Speaking of labor, the second horseman wears a union suit. The USPS operates under the watch of four of them. Though their public persona speaks to the pursuit of fairness, these unions do much better than that. According to the Office of Management and Budget, the average postal employee makes eighty-thousand a year in wages and benefits. That’s twenty-thousand a year more than private workers. Unfortunately, their extra-nice healthcare and retirement plans have not been properly funded. Generous and sustainable are rarely compatible.
Those first two horseman require a third to carry their load. The postal service must maintain a complex bureaucracy to juggle a parade of regulations, constraints, demands, and special interests. The more top heavy the ship, the more energy goes to carrying itself versus cargo.
The last horseman is an entitled American public demanding maximum services at minimal costs. When it comes to cheap, fast, and good, reality rarely supports more than two at a time. We can’t decrease our utilization of postal services, refuse to subsidize those services with taxes, and then demand fast six-day-a-week delivery and easy access to a neighborhood post office.

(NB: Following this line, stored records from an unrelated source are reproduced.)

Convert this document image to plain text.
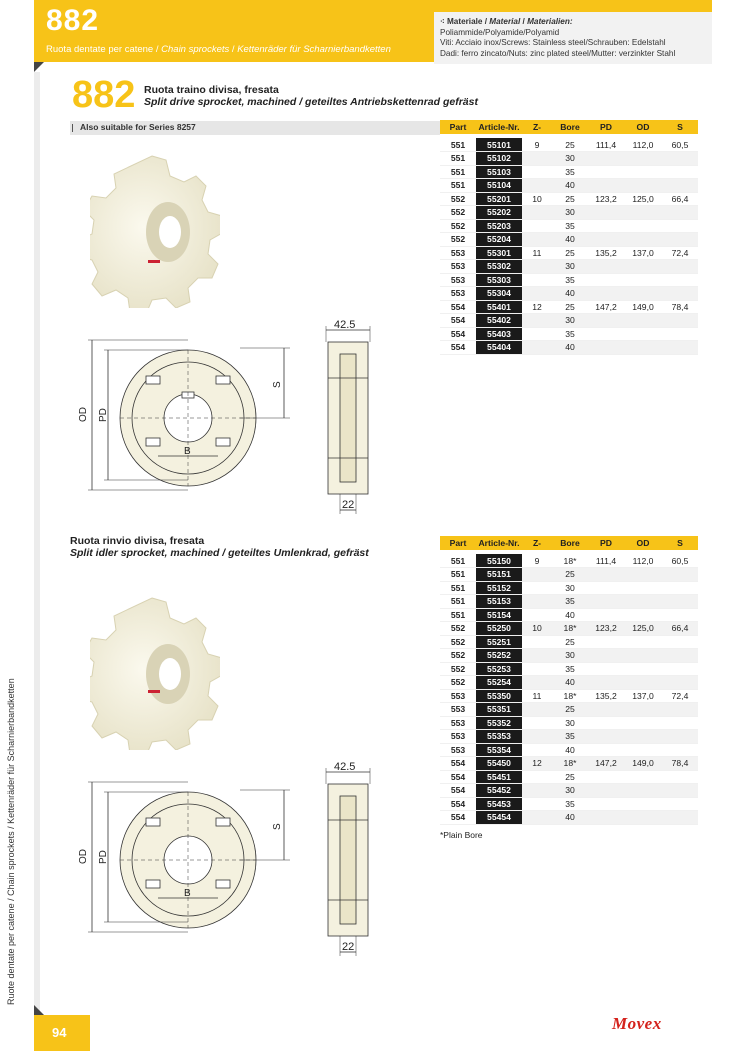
882
Ruota dentate per catene / Chain sprockets / Kettenräder für Scharnierbandketten
⁖ Materiale / Material / Materialien:
Poliammide/Polyamide/Polyamid
Viti: Acciaio inox/Screws: Stainless steel/Schrauben: Edelstahl
Dadi: ferro zincato/Nuts: zinc plated steel/Mutter: verzinkter Stahl
Ruote dentate per catene / Chain sprockets / Kettenräder für Scharnierbandketten
882 Ruota traino divisa, fresata
Split drive sprocket, machined / geteiltes Antriebskettenrad gefräst
Also suitable for Series 8257	Part	Article-Nr.	Z-	Bore	PD	OD	S

551	55101	9	25	111,4	112,0	60,5
551	55102		30			
551	55103		35			
551	55104		40			
552	55201	10	25	123,2	125,0	66,4
552	55202		30			
552	55203		35			
552	55204		40			
553	55301	11	25	135,2	137,0	72,4
553	55302		30			
553	55303		35			
553	55304		40			
554	55401	12	25	147,2	149,0	78,4
554	55402		30			
554	55403		35			
554	55404		40			
42.5
22
OD PD
S
B
Ruota rinvio divisa, fresata
Split idler sprocket, machined / geteiltes Umlenkrad, gefräst
Part	Article-Nr.	Z-	Bore	PD	OD	S

551	55150	9	18*	111,4	112,0	60,5
551	55151		25			
551	55152		30			
551	55153		35			
551	55154		40			
552	55250	10	18*	123,2	125,0	66,4
552	55251		25			
552	55252		30			
552	55253		35			
552	55254		40			
553	55350	11	18*	135,2	137,0	72,4
553	55351		25			
553	55352		30			
553	55353		35			
553	55354		40			
554	55450	12	18*	147,2	149,0	78,4
554	55451		25			
554	55452		30			
554	55453		35			
554	55454		40			
*Plain Bore
42.5
22
OD PD
S
B
94	Movex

Preventing our postal service from running off a cliff requires we rein in those horseman. Revenue must be realistically matched to services, costs, benefits, and salaries. Closing marginally utilized post offices and going to five-day-a-week delivery schedule is realistic, prudent and necessary.
The USPS, like most politicians and all left-handed thinkers, is incapable of delivering on their promise, persuasion, and pretense of something for nothing.